La place de la République est presque déserte quand arrive le petit convoi, parti du Mur pour la paix, au Champ-de-Mars. Au pied de la statue, symbole de l’unité lors des attentats, le groupe se rassemble pour chanter une Marseillaise très républicaine mais qui ne sonne pas toujours très juste. Accompagnée de leur professeur d’anglais, une quinzaine de lycéens de Bruxelles a fait le déplacement. «C’est dur, bien sûr, pour nous, musulmans, d’être assimilés aux terroristes, reconnaît Sami. C’est difficile aussi d’être toujours obligés de se justifier. Mais il me semble que c’est nécessaire de clarifier les choses.» Dans l’assistance, il y a une petite délégation de réfugiés politiques iraniens. «C’est dans notre pays que l’islamisme et le terrorisme ont pris leur essor», rappellent-ils.
 
Rose blanche
Devant le Bataclan, la cérémonie officielle s’achève. Le cortège, bloqué jusqu’au départ du président de la République, remonte le boulevard Voltaire. Chacun porte une rose blanche. Tour à tour, les marcheurs la déposent devant la plaque commémorative où sont lus les noms de chacune des victimes. Le rabbin Moché Lewin récite, en hébreu, un psaume.
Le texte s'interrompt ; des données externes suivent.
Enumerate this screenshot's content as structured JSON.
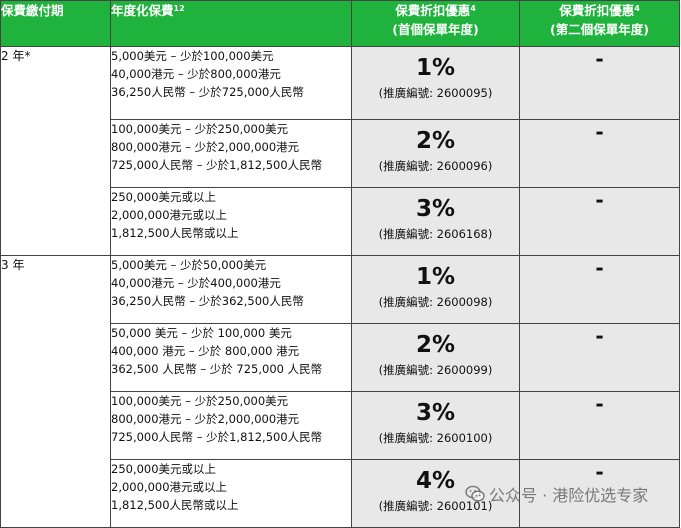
{
  "header": {
    "col1": "保費繳付期",
    "col2": "年度化保費",
    "col2_sup": "12",
    "col3_line1": "保費折扣優惠",
    "col3_sup": "4",
    "col3_line2": "(首個保單年度)",
    "col4_line1": "保費折扣優惠",
    "col4_sup": "4",
    "col4_line2": "(第二個保單年度)"
  },
  "groups": [
    {
      "term": "2 年*",
      "rows": [
        {
          "lines": [
            "5,000美元 – 少於100,000美元",
            "40,000港元 – 少於800,000港元",
            "36,250人民幣 – 少於725,000人民幣"
          ],
          "discount": "1%",
          "code": "(推廣編號: 2600095)",
          "second": "-"
        },
        {
          "lines": [
            "100,000美元 – 少於250,000美元",
            "800,000港元 – 少於2,000,000港元",
            "725,000人民幣 – 少於1,812,500人民幣"
          ],
          "discount": "2%",
          "code": "(推廣編號: 2600096)",
          "second": "-"
        },
        {
          "lines": [
            "250,000美元或以上",
            "2,000,000港元或以上",
            "1,812,500人民幣或以上"
          ],
          "discount": "3%",
          "code": "(推廣編號: 2606168)",
          "second": "-"
        }
      ]
    },
    {
      "term": "3 年",
      "rows": [
        {
          "lines": [
            "5,000美元 – 少於50,000美元",
            "40,000港元 – 少於400,000港元",
            "36,250人民幣 – 少於362,500人民幣"
          ],
          "discount": "1%",
          "code": "(推廣編號: 2600098)",
          "second": "-"
        },
        {
          "lines": [
            "50,000 美元 – 少於 100,000 美元",
            "400,000 港元 – 少於 800,000 港元",
            "362,500 人民幣 – 少於 725,000 人民幣"
          ],
          "discount": "2%",
          "code": "(推廣編號: 2600099)",
          "second": "-"
        },
        {
          "lines": [
            "100,000美元 – 少於250,000美元",
            "800,000港元 – 少於2,000,000港元",
            "725,000人民幣 – 少於1,812,500人民幣"
          ],
          "discount": "3%",
          "code": "(推廣編號: 2600100)",
          "second": "-"
        },
        {
          "lines": [
            "250,000美元或以上",
            "2,000,000港元或以上",
            "1,812,500人民幣或以上"
          ],
          "discount": "4%",
          "code": "(推廣編號: 2600101)",
          "second": "-"
        }
      ]
    }
  ],
  "watermark": {
    "text": "公众号 · 港险优选专家",
    "icon": "wechat-icon"
  }
}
L’imam Hassen Chalghoumi enchaîne avec des sourates du Coran.
 
Toujours pudique, l’émotion monte d’un cran. La mère, la sœur et la nièce de Gilles Leclerc, l’une des victimes, les ont attendus. Pour se soutenir, les trois femmes se blottissent les unes contre les autres. «Les barbares ont voulu nous diviser mais nous sommes ici réunis. Ils ont voulu anéantir le vivre-ensemble européen mais nous avons résisté», clame Hassen Chalghoumi. Il tient le bras de la sœur de Gilles Leclerc. Il y a du chagrin et des larmes, discrètes et bouleversantes. «Il faut que ce message passe sur les réseaux sociaux, dans les mosquées», poursuit l’imam qui déplore que de nombreux sites internet ne soient toujours pas fermés.
 
Petite centaine
«Le Prophète ne veut pas d’assassins au paradis», s’exclame Marek Halter. Bien sûr, ils ne sont guère qu’une petite centaine à avoir marché avec l’écrivain et l’imam. «J’ai proposé à des jeunes de nous rejoindre. Ils m’avaient promis qu’ils le feraient, explique Marek Halter. Peut-être ont-ils peur par rapport à ce que l’on penserait d’eux. Mais je sais qu’un jour, nous serons 10 000, 100 000.»